Extracellular vesicles (ECVs), including microparticles (MPs) and exosomes, are submicron membrane vesicles released by diverse cell types upon activation or stress. Circulating ECVs are potential reservoirs of disease biomarkers, and the complexity of these vesicles is significantly lower compared to their source, blood plasma, which makes the ECV-based biomarker studies more promising. Proteomic profiling of ECVs is important not only to discover new diagnostic or prognostic markers, but also to understand their roles in biological function.
In the current study Lund University researchers investigated the protein composition of plasma-derived ECVs isolated by acoustic seed trapping. Additionally, the protein composition of ECVs isolated with acoustic trapping was compared to those isolated with a conventional differential centrifugation protocol. Finally, the proteome of ECVs originating from ST-elevation myocardial infarction (STEMI) patients was compared with healthy controls using label-free LC-MS quantification. The acoustic trapping platform allows rapid and automated preparation of ECVs from small sample volumes, and therefore well suited for biobank repositories. The researchers found that the protein composition of trapped ECVs is very similar to those, which were isolated by the conventional differential centrifugation method.
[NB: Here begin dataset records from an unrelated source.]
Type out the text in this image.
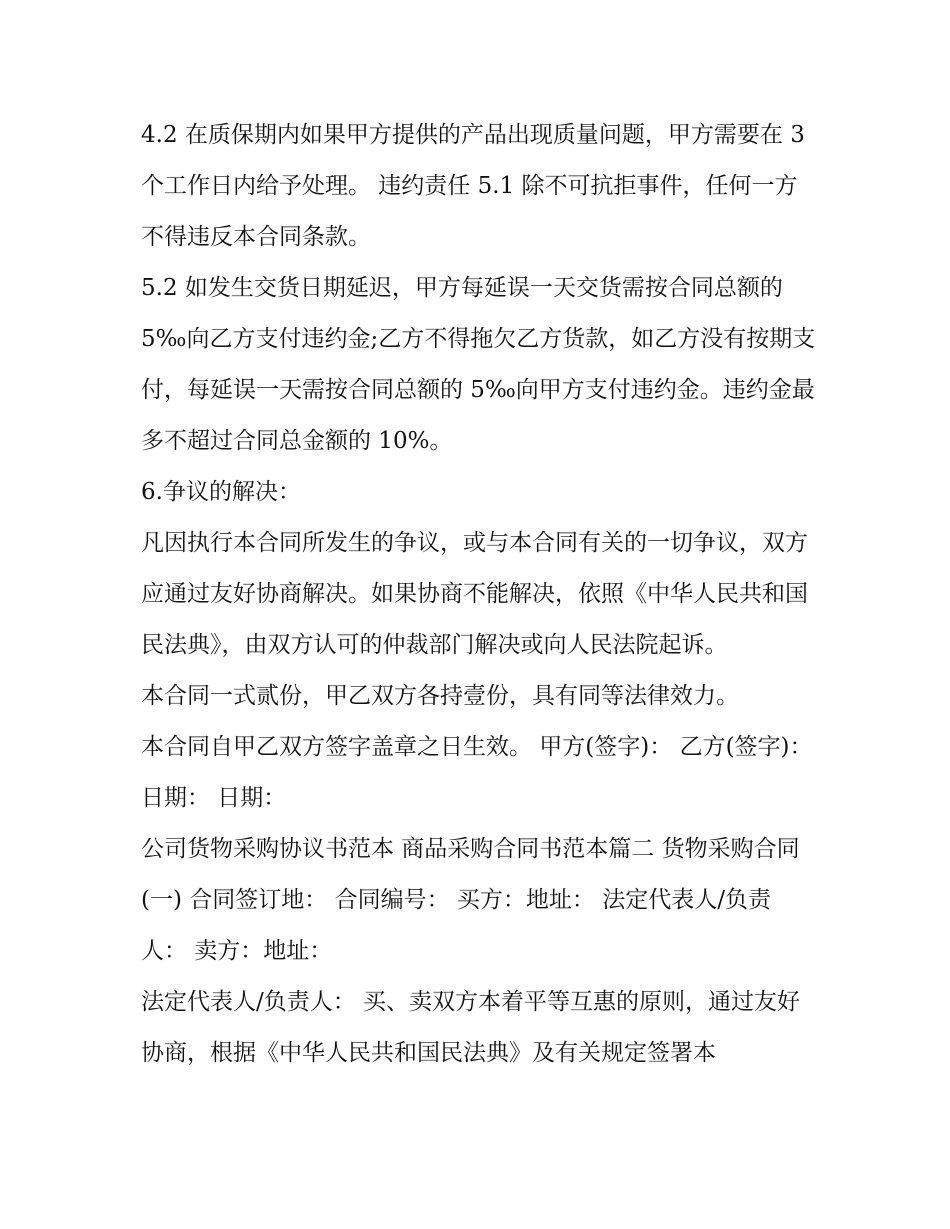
4.2 在质保期内如果甲方提供的产品出现质量问题，甲方需要在 3 个工作日内给予处理。 违约责任 5.1 除不可抗拒事件，任何一方不得违反本合同条款。

5.2 如发生交货日期延迟，甲方每延误一天交货需按合同总额的 5‰向乙方支付违约金;乙方不得拖欠乙方货款，如乙方没有按期支付，每延误一天需按合同总额的 5‰向甲方支付违约金。违约金最多不超过合同总金额的 10%。

6.争议的解决：

凡因执行本合同所发生的争议，或与本合同有关的一切争议，双方应通过友好协商解决。如果协商不能解决，依照《中华人民共和国民法典》，由双方认可的仲裁部门解决或向人民法院起诉。

本合同一式贰份，甲乙双方各持壹份，具有同等法律效力。

本合同自甲乙双方签字盖章之日生效。 甲方(签字)： 乙方(签字)： 日期： 日期：

公司货物采购协议书范本 商品采购合同书范本篇二 货物采购合同(一) 合同签订地： 合同编号： 买方：地址： 法定代表人/负责人： 卖方：地址：

法定代表人/负责人： 买、卖双方本着平等互惠的原则，通过友好协商，根据《中华人民共和国民法典》及有关规定签署本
Schematic of the capillary based acoustic seed trapping enrichment
and purification of circulating extracellular vesicles (ECVs).
1-2) 12 μm polystyrene seed particles are aspirated and retained in the acoustic trap while excess particles are removed. 3- 4) sample containing ECVs is aspirated across the trapping zone and the ECVs are acoustically enriched on the seed particle cluster. 5-6) the enriched ECV/seed particle cluster is washed from plasma components and released into 30 μL PBS buffer.